‘It is the truth’: Harrison says he forgot he brought a gun to legislature, during talk with premier

Pictured is Minister Jeremy Harrison. (Screenshot)

In an interview with the Leader-Post, Harrison admitted bringing the gun was a ‘very bad error in judgment.’ I should not have brought a long gun to the legislature,” he added.

Alec Salloum

Regina Leader-Post

Jeremy Harrison started with an apology “to the people of Saskatchewan” and those working in the legislative building for his decision to bring a long gun into the government’s house.

“This was a very bad mistake,” Harrison told the Leader-Post late Monday afternoon. “It was a very bad error in judgment. I should not have brought a long gun to the legislature.”

Harrison resigned last week as government house leader — but remains as minister of trade, export and development — after a series of allegations by Speaker Randy Weekes in an explosive end-of-session address on May 16.

Harrison explained Monday that he brought a long gun to the legislature about a decade ago and forgot that he had done so. Premier Scott Moe initially defended the minister, saying Harrison had informed him that the allegations were “unequivocally false.”

Asked bluntly if he lied to the premier, Harrison stated “no I did not.”

The former government house leader said he realized “Thursday of last week” that he did in fact bring a gun into the building. Harrison also recalled notifying security at the time and that it was just a brief stop before he departed on a hunting trip.

“It is the truth …,” he said Monday. “I did not remember this and it was through conversation with my wife and my dad that I did remember.”

Opposition Leader Carla Beck refuses to buy the explanation, saying it doesn’t pass the “sniff test.”

“No one believes that the minister suddenly remembered after talking to one or two family members,” said Beck, who questioned Moe’s decision to keep Harrison as a minister. “If he has a cabinet minister who’s lied to him, that’s not someone who he should want to be in cabinet. I think it sends a terrible message to the people of Saskatchewan.”

When it comes to past precedent for removing someone from a position, Beck said MLA Nadine Wilson misrepresenting her COVID vaccine status during the pandemic is a fair parallel.

“The fundamental issue that is the same here is dishonesty,” said the NDP leader.

Pressed for further details on the gun incident, Harrison said it’s hard to be more specific in his recollection. Harrison did remember that he “walked by the security kiosk” but couldn’t say which security officials had been informed about the rifle.

Asked if it was the sergeant-at-arms, Harrison said “I don’t know.”

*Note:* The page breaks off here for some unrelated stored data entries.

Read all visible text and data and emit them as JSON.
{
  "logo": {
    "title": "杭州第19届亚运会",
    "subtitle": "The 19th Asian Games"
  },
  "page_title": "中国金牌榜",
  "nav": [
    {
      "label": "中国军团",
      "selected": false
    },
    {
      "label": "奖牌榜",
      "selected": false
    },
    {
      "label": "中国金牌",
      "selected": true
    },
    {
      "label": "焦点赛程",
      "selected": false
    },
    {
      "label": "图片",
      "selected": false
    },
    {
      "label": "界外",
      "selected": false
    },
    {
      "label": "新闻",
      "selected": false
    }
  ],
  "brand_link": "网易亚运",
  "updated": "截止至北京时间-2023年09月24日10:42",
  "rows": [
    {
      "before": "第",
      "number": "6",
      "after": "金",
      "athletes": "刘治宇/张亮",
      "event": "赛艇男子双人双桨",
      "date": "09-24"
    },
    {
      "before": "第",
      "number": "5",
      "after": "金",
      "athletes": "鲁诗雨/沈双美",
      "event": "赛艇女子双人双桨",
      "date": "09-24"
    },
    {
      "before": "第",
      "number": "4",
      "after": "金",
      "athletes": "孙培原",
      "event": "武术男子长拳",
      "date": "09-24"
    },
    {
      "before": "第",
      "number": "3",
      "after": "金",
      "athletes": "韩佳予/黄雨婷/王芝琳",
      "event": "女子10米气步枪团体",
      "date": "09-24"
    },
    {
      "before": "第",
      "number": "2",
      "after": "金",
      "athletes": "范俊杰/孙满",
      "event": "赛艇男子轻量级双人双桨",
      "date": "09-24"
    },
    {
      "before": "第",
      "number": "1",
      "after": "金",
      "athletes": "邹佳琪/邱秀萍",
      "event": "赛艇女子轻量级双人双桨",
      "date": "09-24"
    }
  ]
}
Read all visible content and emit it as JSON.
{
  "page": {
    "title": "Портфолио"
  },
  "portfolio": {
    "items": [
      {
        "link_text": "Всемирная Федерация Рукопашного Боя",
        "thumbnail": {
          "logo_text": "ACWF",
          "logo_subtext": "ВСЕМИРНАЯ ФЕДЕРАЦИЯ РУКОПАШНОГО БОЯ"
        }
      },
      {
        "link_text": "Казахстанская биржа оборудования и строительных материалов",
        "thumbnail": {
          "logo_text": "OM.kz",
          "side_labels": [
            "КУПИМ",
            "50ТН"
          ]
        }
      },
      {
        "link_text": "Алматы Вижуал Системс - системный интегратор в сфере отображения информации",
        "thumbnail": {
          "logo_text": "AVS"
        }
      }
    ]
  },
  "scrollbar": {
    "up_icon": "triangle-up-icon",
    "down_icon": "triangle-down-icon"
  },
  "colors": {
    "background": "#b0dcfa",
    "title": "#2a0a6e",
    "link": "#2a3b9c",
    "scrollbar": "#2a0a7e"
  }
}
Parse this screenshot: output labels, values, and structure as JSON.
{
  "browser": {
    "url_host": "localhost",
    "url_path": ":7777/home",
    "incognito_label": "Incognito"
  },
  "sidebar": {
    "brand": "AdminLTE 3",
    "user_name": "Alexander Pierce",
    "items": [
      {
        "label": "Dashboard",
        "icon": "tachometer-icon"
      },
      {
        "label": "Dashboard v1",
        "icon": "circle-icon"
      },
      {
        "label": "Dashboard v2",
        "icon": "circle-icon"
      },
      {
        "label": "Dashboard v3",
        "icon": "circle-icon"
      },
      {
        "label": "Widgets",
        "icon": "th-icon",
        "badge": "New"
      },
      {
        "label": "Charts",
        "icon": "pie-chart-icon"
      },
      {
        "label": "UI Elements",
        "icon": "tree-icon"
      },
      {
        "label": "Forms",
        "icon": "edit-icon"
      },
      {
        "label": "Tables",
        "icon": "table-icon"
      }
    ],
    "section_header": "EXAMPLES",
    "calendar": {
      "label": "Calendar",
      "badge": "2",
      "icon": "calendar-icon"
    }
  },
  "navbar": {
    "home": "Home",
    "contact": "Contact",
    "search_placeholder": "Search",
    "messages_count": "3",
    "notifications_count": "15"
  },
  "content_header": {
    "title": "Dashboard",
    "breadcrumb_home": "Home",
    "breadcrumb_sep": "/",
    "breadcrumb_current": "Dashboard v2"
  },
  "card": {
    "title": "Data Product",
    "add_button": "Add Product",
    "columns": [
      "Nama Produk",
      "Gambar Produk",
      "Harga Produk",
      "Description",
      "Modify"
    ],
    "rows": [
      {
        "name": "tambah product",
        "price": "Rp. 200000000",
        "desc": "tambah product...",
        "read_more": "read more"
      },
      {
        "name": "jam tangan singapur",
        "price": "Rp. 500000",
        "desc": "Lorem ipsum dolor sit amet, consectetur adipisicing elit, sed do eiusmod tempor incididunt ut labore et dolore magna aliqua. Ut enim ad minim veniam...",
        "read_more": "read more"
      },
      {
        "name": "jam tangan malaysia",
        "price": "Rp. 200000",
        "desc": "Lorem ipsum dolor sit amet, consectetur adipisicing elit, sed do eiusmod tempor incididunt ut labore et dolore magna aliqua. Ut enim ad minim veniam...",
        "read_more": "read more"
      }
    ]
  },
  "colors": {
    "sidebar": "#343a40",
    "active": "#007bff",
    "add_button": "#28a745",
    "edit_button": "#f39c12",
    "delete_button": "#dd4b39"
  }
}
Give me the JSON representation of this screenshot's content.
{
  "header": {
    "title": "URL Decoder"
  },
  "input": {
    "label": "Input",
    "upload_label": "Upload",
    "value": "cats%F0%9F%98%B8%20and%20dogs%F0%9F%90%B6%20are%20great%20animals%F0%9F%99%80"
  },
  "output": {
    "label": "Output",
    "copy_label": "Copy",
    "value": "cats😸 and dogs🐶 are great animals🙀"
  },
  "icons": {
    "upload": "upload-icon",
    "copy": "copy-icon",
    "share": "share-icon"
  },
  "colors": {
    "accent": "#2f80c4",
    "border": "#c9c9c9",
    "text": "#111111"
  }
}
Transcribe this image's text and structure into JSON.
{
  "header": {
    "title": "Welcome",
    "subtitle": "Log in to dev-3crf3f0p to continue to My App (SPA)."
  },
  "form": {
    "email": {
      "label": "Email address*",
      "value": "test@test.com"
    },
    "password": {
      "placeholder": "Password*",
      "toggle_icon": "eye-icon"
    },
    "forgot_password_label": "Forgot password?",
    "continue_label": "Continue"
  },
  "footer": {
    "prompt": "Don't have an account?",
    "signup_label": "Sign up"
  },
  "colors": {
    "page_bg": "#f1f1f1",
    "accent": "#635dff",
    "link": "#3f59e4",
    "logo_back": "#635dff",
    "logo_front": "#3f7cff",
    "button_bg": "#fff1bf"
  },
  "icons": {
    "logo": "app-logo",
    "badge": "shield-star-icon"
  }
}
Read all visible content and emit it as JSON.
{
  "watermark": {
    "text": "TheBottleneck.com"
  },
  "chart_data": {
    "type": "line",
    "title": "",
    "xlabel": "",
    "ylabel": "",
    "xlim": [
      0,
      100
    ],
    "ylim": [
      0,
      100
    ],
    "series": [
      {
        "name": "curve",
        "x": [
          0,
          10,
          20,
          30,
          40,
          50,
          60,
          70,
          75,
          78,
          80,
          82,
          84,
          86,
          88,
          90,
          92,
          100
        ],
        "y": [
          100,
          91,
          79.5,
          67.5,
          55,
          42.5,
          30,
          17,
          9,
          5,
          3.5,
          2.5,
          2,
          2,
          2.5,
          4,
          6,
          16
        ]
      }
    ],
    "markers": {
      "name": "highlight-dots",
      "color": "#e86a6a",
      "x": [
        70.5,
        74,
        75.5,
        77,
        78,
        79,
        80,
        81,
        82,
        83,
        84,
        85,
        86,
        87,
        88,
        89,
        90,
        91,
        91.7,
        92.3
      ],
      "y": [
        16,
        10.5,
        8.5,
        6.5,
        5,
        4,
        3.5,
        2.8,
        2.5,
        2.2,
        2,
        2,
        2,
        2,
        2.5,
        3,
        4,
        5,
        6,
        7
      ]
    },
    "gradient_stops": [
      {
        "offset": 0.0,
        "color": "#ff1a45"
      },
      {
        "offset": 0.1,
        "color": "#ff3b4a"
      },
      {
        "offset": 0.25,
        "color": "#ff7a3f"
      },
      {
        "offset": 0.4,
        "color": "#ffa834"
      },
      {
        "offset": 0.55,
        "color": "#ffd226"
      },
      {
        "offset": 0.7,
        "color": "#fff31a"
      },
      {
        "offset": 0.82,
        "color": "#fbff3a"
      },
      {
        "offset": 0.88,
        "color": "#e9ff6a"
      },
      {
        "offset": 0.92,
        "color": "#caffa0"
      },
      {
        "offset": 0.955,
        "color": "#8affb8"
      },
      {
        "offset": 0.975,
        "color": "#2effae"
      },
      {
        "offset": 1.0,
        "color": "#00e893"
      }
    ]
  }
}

As for his limited recollection of when the incident occurred, Harrison said the last time he went hunting from Regina was approximately 10 years ago. He recalled that the gun was in a case and the only reason he would have stopped at the legislature was to grab something out of his office.

Harrison said he didn’t want to leave the gun unattended in the parking lot.

The Firearms Act specifies that an individual may transport a non-restricted firearm in an unattended vehicle “when the vehicle is equipped with a trunk or similar compartment that can be securely locked.” In the absence of such a compartment, it is permissible to store the firearm if it is “not visible from outside the vehicle and the vehicle, or the part that contains the non-restricted firearm, is securely locked.”

Harrison emphasized that he learned about gun safety from his father, who was a conservation officer. One of the lessons he learned was “that you do not leave an unattended firearm in the back of your truck,” he said, noting that guns left in vehicles “get stolen and then they turn into illegal firearms.”

“My mistake was coming by the assembly,” Harrison said, while also noting it’s “quite common amongst those who hunt” to bring your firearm in from the vehicle if you make a pit stop at a friend’s house.

“I wouldn’t want someone bringing a firearm into my home,” countered Reg Glennie, a Saskatchewan firearms instructor with 50 years of experience, in an interview Tuesday.

“Suppose you’re traveling to another part of the province to hunt and you have to stop and get gas or you stop at a restaurant, you’re going to leave that firearm in a vehicle unattended,” he said, adding there’s nothing wrong with that as long as the law is followed.

As part of his allegations on the final day of session, Weekes also claimed that Harrison once sought permission to carry a handgun at the legislative assembly. Harrison denied that claim on Monday but did note that he has a Restricted Possession and Acquisition Licence (RPAL). Harrison said the aforementioned long-gun incident is the only time he has brought a firearm into the legislature.

Weekes also alleged that Harrison sent him “hundreds of text messages” during his four years as Speaker, including some that he considered “intimidating and harassing.”

Harrison took issue with that characterization.

“There are regularly some challenging conversations that happen between house leaders or deputy leaders and the Speaker,” he said. “There are difficult conversations and frankly there are blunt conversations.”

The premier suggested Monday that this current predicament could have all been avoided with better communication among the legislative leaders — himself included. He referred to “lapses in communication” as an ongoing issue that he needs to correct.

As for Moe’s stance on culpability, Harrison said: “the premier felt it appropriate I no longer be house leader and I obviously fully support that.”